Il poursuit en expliquant que la recherche du bonheur ne relève pas du développement personnel ni d’une quête individualiste, mais qu’elle constitue bien une vertu. «C’est un devoir envers les autres que d’être heureux.» J’aime cette idée de l’effort dans la joie. Évertuons-nous à être heureux, à sourire, à manifester notre joie. Pour beaucoup la joie passe pour de la naïveté, un manque de réalisme, une utopie alors que je pense qu’être joyeux est une façon d’être au monde, de faire du bien autour de soi, comme un éclat de rire qui réjouit la personne qui l’entend.
Dans le livre de l’auteure japonaise Ito Ogawa, intitulé Le restaurant de l’amour retrouvé, on découvre une histoire émouvante qui parle de cuisine et d’amour. Un soir, une jeune fille rentre dans son appartement. Là, elle découvre que son fiancé l’a abandonnée et est parti en prenant tout avec lui, laissant seulement un pot très ancien de saumure qui lui vient de sa grand-mère chérie. Suite à ce chagrin d’amour, bouleversée, elle en perd la voix. Elle décide de rentrer chez elle, dans son village natal, en emportant la seule chose qui lui reste, la saumure, trace de son passé et de son attachement à sa grand-mère.
«Le restaurant de l’amour retrouvé est un livre unique, rare, éblouissant sur le partage et le don»

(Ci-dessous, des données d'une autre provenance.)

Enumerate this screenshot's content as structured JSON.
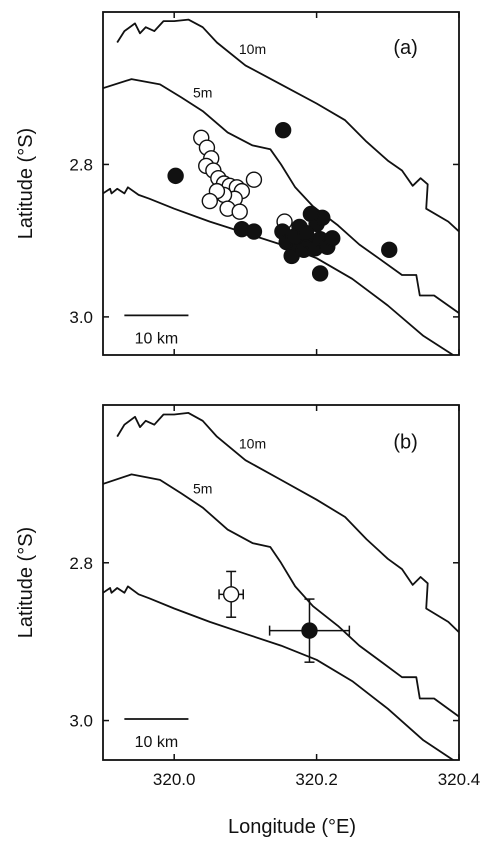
{
  "chart_data": [
    {
      "type": "scatter",
      "panel_label": "(a)",
      "xlim": [
        319.9,
        320.4
      ],
      "ylim": [
        3.05,
        2.6
      ],
      "ylabel": "Latitude (°S)",
      "xlabel": "",
      "y_ticks": [
        2.8,
        3.0
      ],
      "x_ticks": [],
      "contour_labels": [
        "10m",
        "5m"
      ],
      "scale_bar_label": "10 km",
      "series": [
        {
          "marker": "open-circle",
          "points": [
            [
              320.038,
              2.765
            ],
            [
              320.046,
              2.778
            ],
            [
              320.052,
              2.792
            ],
            [
              320.045,
              2.802
            ],
            [
              320.055,
              2.808
            ],
            [
              320.062,
              2.818
            ],
            [
              320.07,
              2.825
            ],
            [
              320.078,
              2.828
            ],
            [
              320.088,
              2.83
            ],
            [
              320.095,
              2.835
            ],
            [
              320.085,
              2.845
            ],
            [
              320.07,
              2.84
            ],
            [
              320.06,
              2.835
            ],
            [
              320.05,
              2.848
            ],
            [
              320.075,
              2.858
            ],
            [
              320.092,
              2.862
            ],
            [
              320.112,
              2.82
            ],
            [
              320.155,
              2.875
            ]
          ]
        },
        {
          "marker": "filled-circle",
          "points": [
            [
              320.002,
              2.815
            ],
            [
              320.153,
              2.755
            ],
            [
              320.302,
              2.912
            ],
            [
              320.095,
              2.885
            ],
            [
              320.112,
              2.888
            ],
            [
              320.152,
              2.888
            ],
            [
              320.158,
              2.902
            ],
            [
              320.165,
              2.92
            ],
            [
              320.175,
              2.905
            ],
            [
              320.182,
              2.912
            ],
            [
              320.19,
              2.9
            ],
            [
              320.198,
              2.91
            ],
            [
              320.205,
              2.898
            ],
            [
              320.215,
              2.908
            ],
            [
              320.222,
              2.897
            ],
            [
              320.2,
              2.878
            ],
            [
              320.208,
              2.87
            ],
            [
              320.192,
              2.865
            ],
            [
              320.176,
              2.882
            ],
            [
              320.168,
              2.895
            ],
            [
              320.185,
              2.89
            ],
            [
              320.205,
              2.943
            ]
          ]
        }
      ]
    },
    {
      "type": "scatter",
      "panel_label": "(b)",
      "xlim": [
        319.9,
        320.4
      ],
      "ylim": [
        3.05,
        2.6
      ],
      "ylabel": "Latitude (°S)",
      "xlabel": "Longitude (°E)",
      "y_ticks": [
        2.8,
        3.0
      ],
      "x_ticks": [
        320.0,
        320.2,
        320.4
      ],
      "x_tick_labels": [
        "320.0",
        "320.2",
        "320.4"
      ],
      "contour_labels": [
        "10m",
        "5m"
      ],
      "scale_bar_label": "10 km",
      "series": [
        {
          "marker": "open-circle",
          "points": [
            [
              320.08,
              2.84
            ]
          ],
          "x_err": [
            0.017
          ],
          "y_err": [
            0.029
          ]
        },
        {
          "marker": "filled-circle",
          "points": [
            [
              320.19,
              2.886
            ]
          ],
          "x_err": [
            0.056
          ],
          "y_err": [
            0.04
          ]
        }
      ]
    }
  ]
}
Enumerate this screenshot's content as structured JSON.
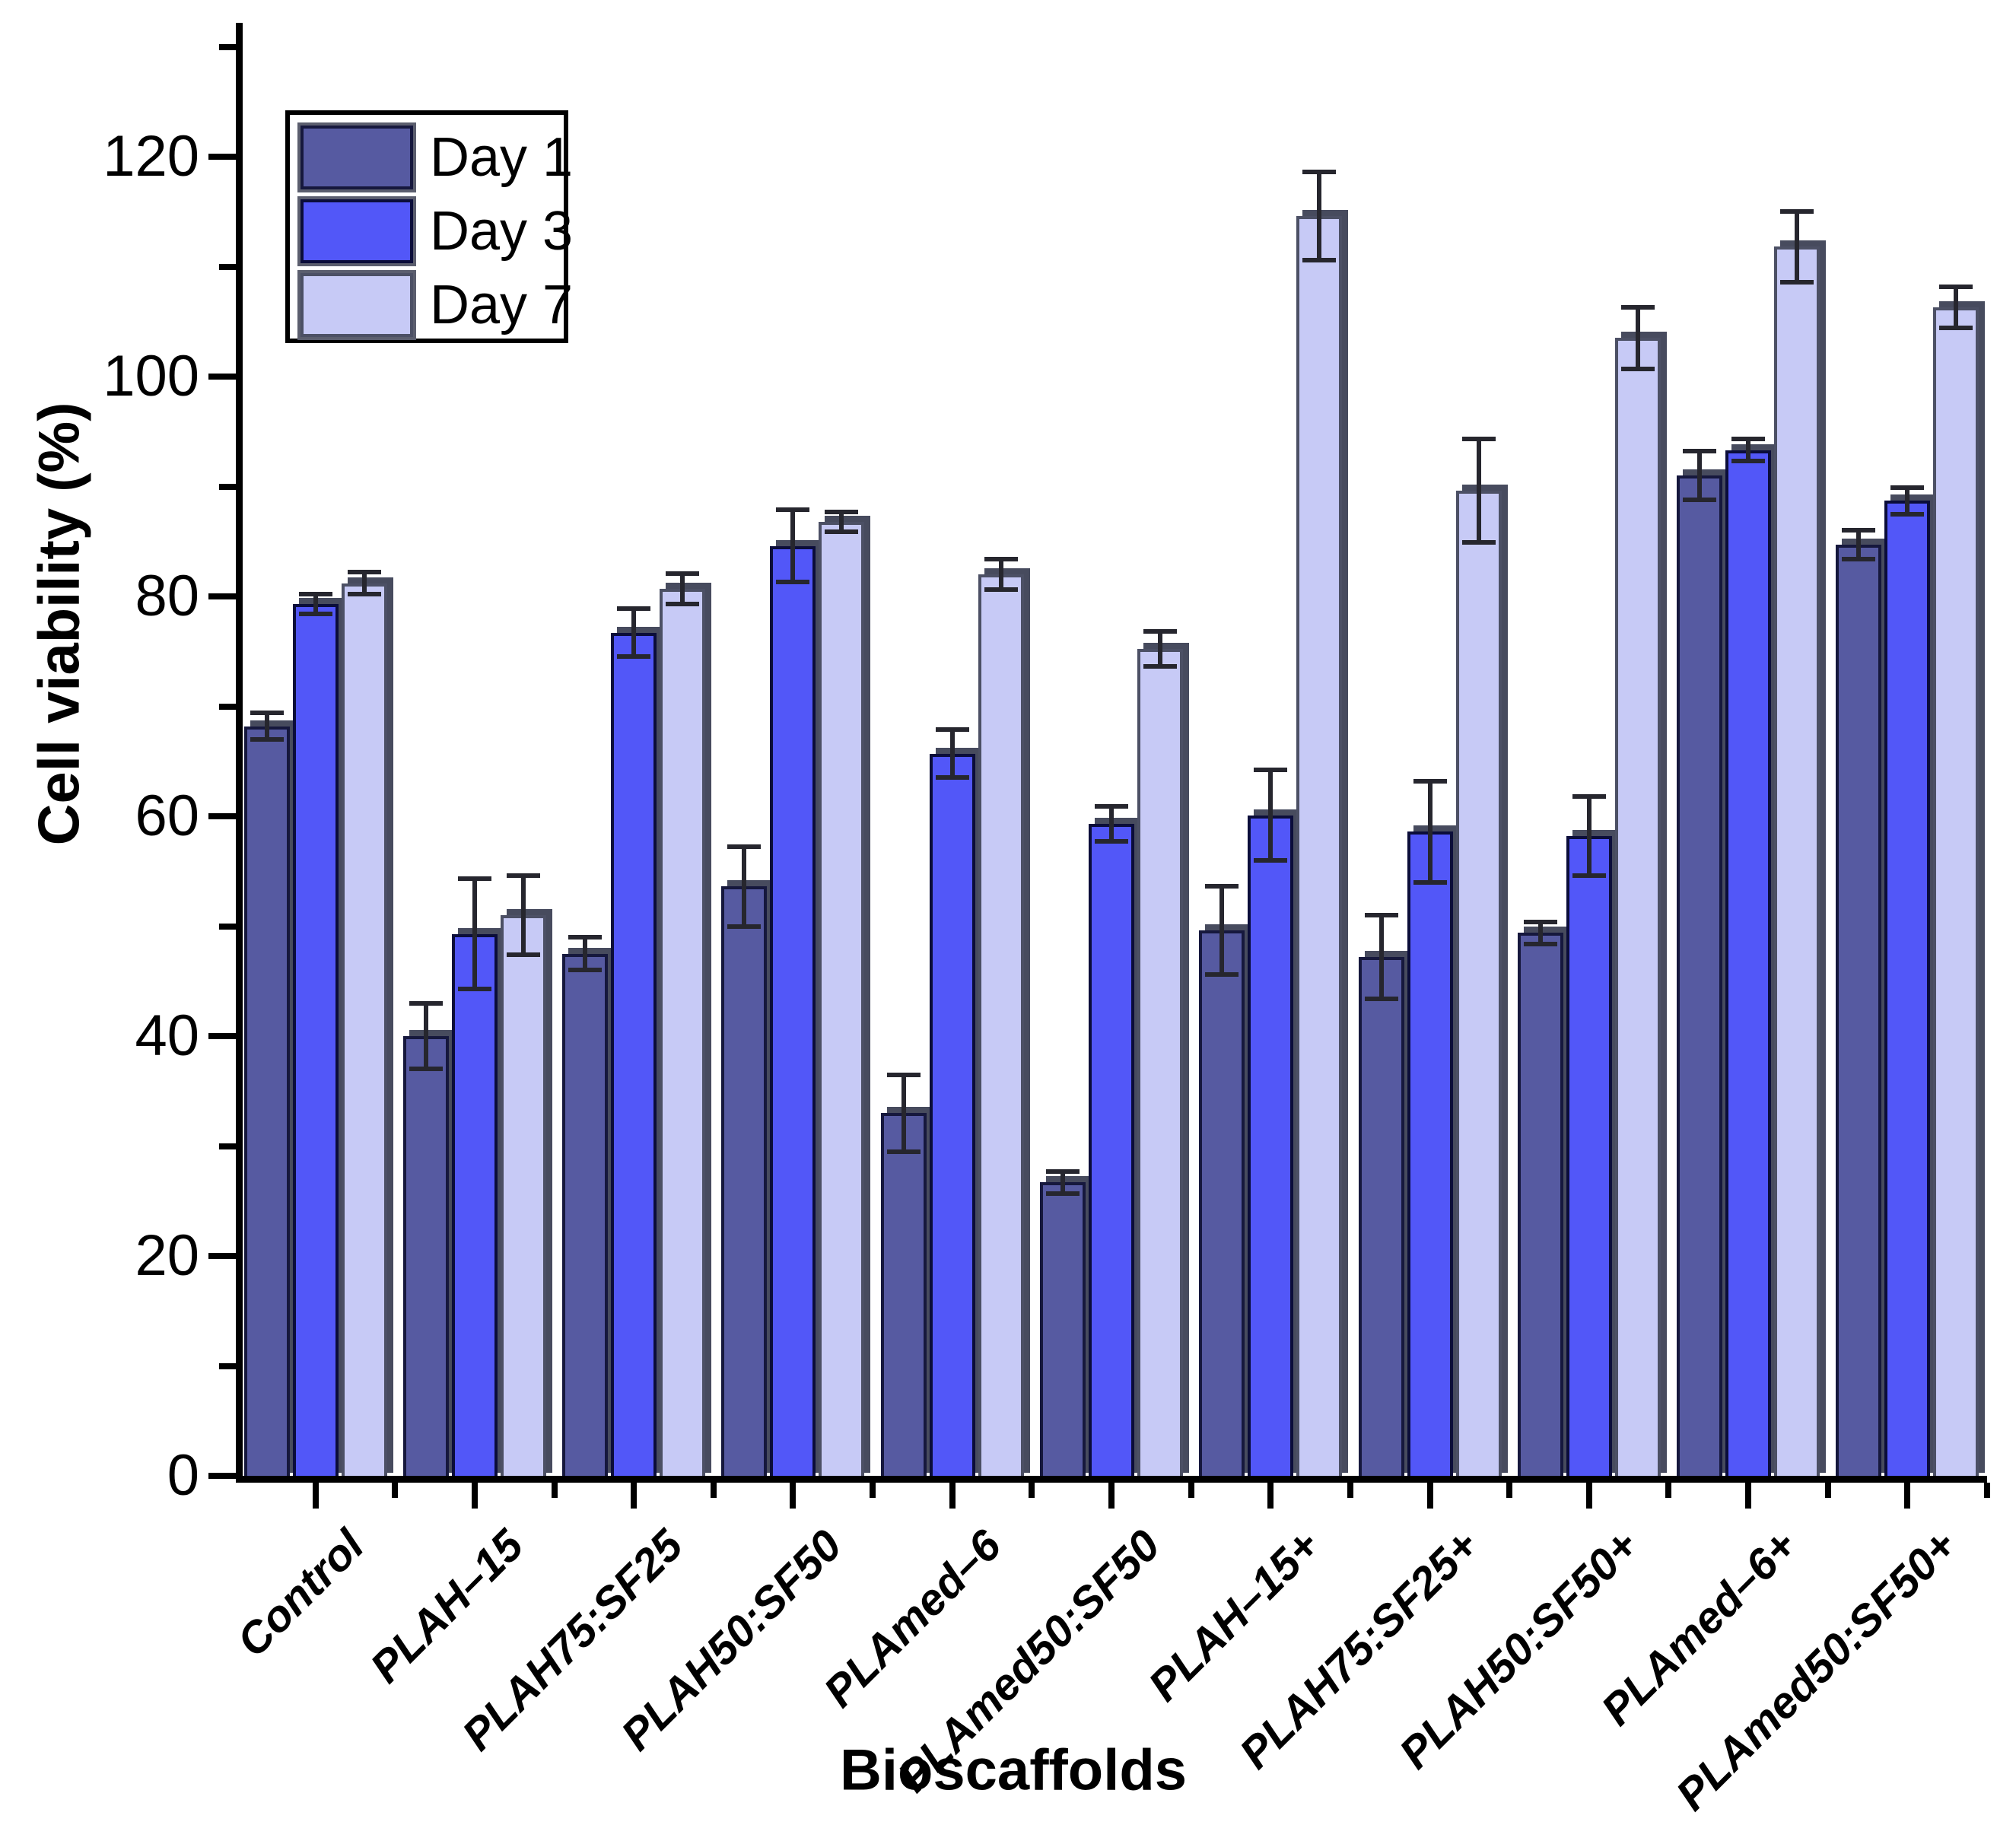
{
  "axes": {
    "x_title": "Bioscaffolds",
    "y_title": "Cell viability (%)"
  },
  "chart_data": {
    "type": "bar",
    "title": "",
    "xlabel": "Bioscaffolds",
    "ylabel": "Cell viability (%)",
    "ylim": [
      0,
      130
    ],
    "y_major_ticks": [
      0,
      20,
      40,
      60,
      80,
      100,
      120
    ],
    "y_minor_ticks": [
      10,
      30,
      50,
      70,
      90,
      110,
      130
    ],
    "grid": false,
    "legend_position": "top-left-inside",
    "categories": [
      "Control",
      "PLAH–15",
      "PLAH75:SF25",
      "PLAH50:SF50",
      "PLAmed–6",
      "PLAmed50:SF50",
      "PLAH–15+",
      "PLAH75:SF25+",
      "PLAH50:SF50+",
      "PLAmed–6+",
      "PLAmed50:SF50+"
    ],
    "series": [
      {
        "name": "Day 1",
        "color": "#565AA1",
        "border": "#16183D",
        "values": [
          68.2,
          40.0,
          47.5,
          53.6,
          33.0,
          26.7,
          49.6,
          47.2,
          49.4,
          91.0,
          84.7
        ],
        "errors": [
          1.2,
          3.0,
          1.5,
          3.6,
          3.5,
          1.0,
          4.0,
          3.8,
          1.0,
          2.2,
          1.3
        ]
      },
      {
        "name": "Day 3",
        "color": "#5257F8",
        "border": "#0B0D3A",
        "values": [
          79.3,
          49.3,
          76.7,
          84.6,
          65.7,
          59.3,
          60.1,
          58.6,
          58.2,
          93.3,
          88.7
        ],
        "errors": [
          0.9,
          5.0,
          2.2,
          3.3,
          2.2,
          1.6,
          4.1,
          4.6,
          3.6,
          1.0,
          1.2
        ]
      },
      {
        "name": "Day 7",
        "color": "#C7CAF6",
        "border": "#4C5065",
        "values": [
          81.2,
          51.0,
          80.7,
          86.8,
          82.0,
          75.2,
          114.6,
          89.6,
          103.5,
          111.8,
          106.3
        ],
        "errors": [
          1.0,
          3.6,
          1.4,
          0.9,
          1.4,
          1.6,
          4.0,
          4.7,
          2.8,
          3.2,
          1.9
        ]
      }
    ]
  },
  "style": {
    "background": "#FFFFFF",
    "axis_color": "#000000",
    "errorbar_color": "#26262E",
    "bar_shadow": "#474B5E",
    "legend_swatch_ring": "#5B5E6E",
    "text_color": "#000000"
  }
}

Après un temps d’immense tristesse et de désœuvrement, elle va trouver en elle un charisme particulier qui l’aidera à retrouver sens à sa vie. Elle découvre qu’elle possède un don très rare: celui de rendre les gens heureux en leur préparant des plats délicieux, des plats médités comme une prière et préparés avec amour. Elle invente des plats uniques, qui se savourent lentement, se dégustent et dévoilent des saveurs insoupçonnées. Ces plats révèlent chez ceux qui les mangent des émotions cachées et depuis longtemps refoulées. Et c’est ainsi que l’héroïne retrouve la paix en trouvant une consolation dans le bonheur de ses convives.
La merveille de cette histoire réside dans le fait que le but de cette jeune femme n’est pas seulement de concocter quelque chose de savoureux, mais de rendre les gens heureux lorsqu’ils dégustent des plats improbables aux saveurs inattendues et révélatrices. Comme le révélateur, qui permet de faire apparaître une photographie et rendre visible l’image latente, manger permet de révéler des émotions enfouies.
C’est un livre unique, rare, éblouissant sur le partage et le don, à savourer délicieusement. Une très belle invitation à la cuisine comme acte d’amour. «Je ne devais pas abandonner la cuisine. Cette certitude m’habitait, alors, j’ai décidé de recommencer à cuisiner pour de bon. De cuisiner pour faire plaisir à ceux qui m’entourent. De cuisiner pour apporter de la joie. De continuer à rendre les gens heureux, même un tout petit peu. Ici, dans cette cuisine unique au monde.»